Caption: Some of the Klapmuts learners who can now travel to school in safety. They are holding Cllr Sophie Louw (Local Economic Development). The learners are (from left): Jeimicklynne Alexander, Brydgette Abrahams, Johanna Kroutz (a parent), Carlene Kroutz, Kaylene Alexander, Carrey-Ann Jacobs, Ryan Alexander and (in front) Des-Lee Hartzenberg and Bronwyn Marang.
“I cannot explain the sense of relief I feel now,” says parent Amanda Borens, a cleaner working at the Greater Stellenbosch Municipality. “I used to be tense all day waiting for my daughter, Nicole (13), to come home by taxi. Sometimes she arrived hours late because the mini-bus taxi was not on time.”
Nicole, a learner at Klein Nederburg Secondary School in Paarl says she was often late for school. “I do not like being late because it wastes education time,” she says. “We would often wait for the taxi early in the morning while it was still dark. It was horrible when it did not arrive.”
The bus service was introduced early in June after three years of hard work by Stellenbosch councillors Sophie Louw (Local Economic Development) and Aldridge Frazenburg (Community Services).
“I am also a mother and although my children are grown up, I know how worried parents are when they think their children are exposed to dangerous situations,” says Louw.
“Some of the learners who travelled from Klapmuts to Paarl by train, had to walk three to four kilometers to get to the station. And in Paarl they had to walk from the station to their school. Some of the children were robbed of their cell phones and money on the way. Many of the learners would arrive at the Paarl station and decide it was too much effort to walk further and they would then just spend the day at the station or walk around town. With the bus service the learners get dropped right in front of their different schools. In general it is a much safer situation.”

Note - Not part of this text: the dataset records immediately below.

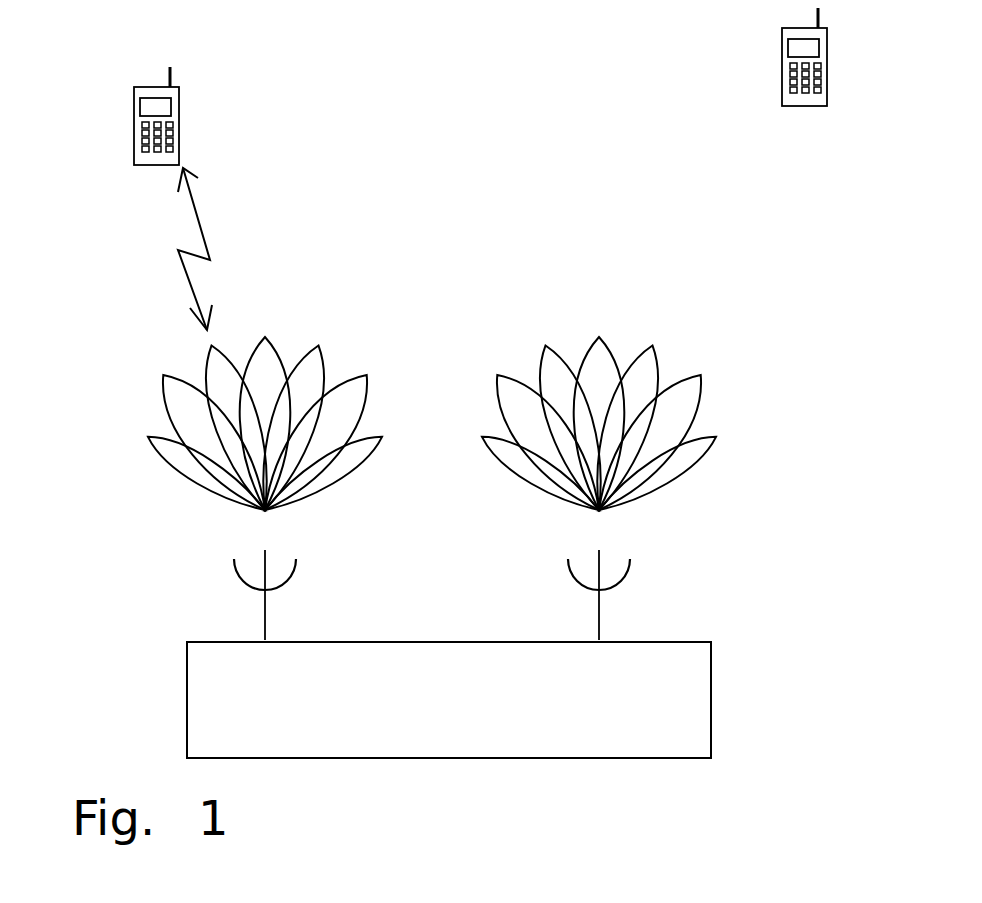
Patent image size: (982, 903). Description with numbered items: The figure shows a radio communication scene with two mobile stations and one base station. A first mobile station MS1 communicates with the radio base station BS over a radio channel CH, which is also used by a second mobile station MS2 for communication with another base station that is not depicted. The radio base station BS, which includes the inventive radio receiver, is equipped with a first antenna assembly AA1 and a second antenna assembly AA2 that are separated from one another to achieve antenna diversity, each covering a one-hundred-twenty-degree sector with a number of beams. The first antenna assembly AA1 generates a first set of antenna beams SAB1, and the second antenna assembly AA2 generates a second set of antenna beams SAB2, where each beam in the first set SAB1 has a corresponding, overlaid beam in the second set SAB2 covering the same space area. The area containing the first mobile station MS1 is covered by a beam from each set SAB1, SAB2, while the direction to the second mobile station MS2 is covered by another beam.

The first mobile station MS1 is at (143, 163).
The second mobile station MS2 is at (808, 106).
The radio channel CH is at (197, 213).
The first set of antenna beams SAB1 is at (130, 417).
The second set of antenna beams SAB2 is at (738, 400).
The first antenna assembly AA1 is at (263, 622).
The second antenna assembly AA2 is at (600, 614).
The radio base station BS is at (680, 699).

Conrad Sidego, Executive Mayor of Stellenbosch says: “No child should be exposed to this kind of danger. Our aim is to help the people of the greater Stellenbosch to live with dignity and to create a safe environment. As the innovation capital we continuously strive to find practical solutions to problems and this initiative helps to keep our children safe.”
Six buses daily transport 280 children.
Mr Mervyn Alexander, father of Jeimicklynne (13), lives near the Klapmuts station. He says he often witnessed groups of children from different schools fighting.
“Once a stone they threw at each other smashed through one of my windows. Although Jeimicklynne did not travel by train but by taxi, she also had to walk far and was exposed to a number of dangers. One of her friends was attacked and robbed of her cell phone. It is terrible to worry about your child all the time.”
Some of the learners walked through gangster controlled areas and they were sometimes confronted by intoxicated visitors to the shebeens.
A number of learners said they are thankful that their parents no longer have to pay for transport which cost an average of R480 per child. The tab is now picked up by the Provincial Government.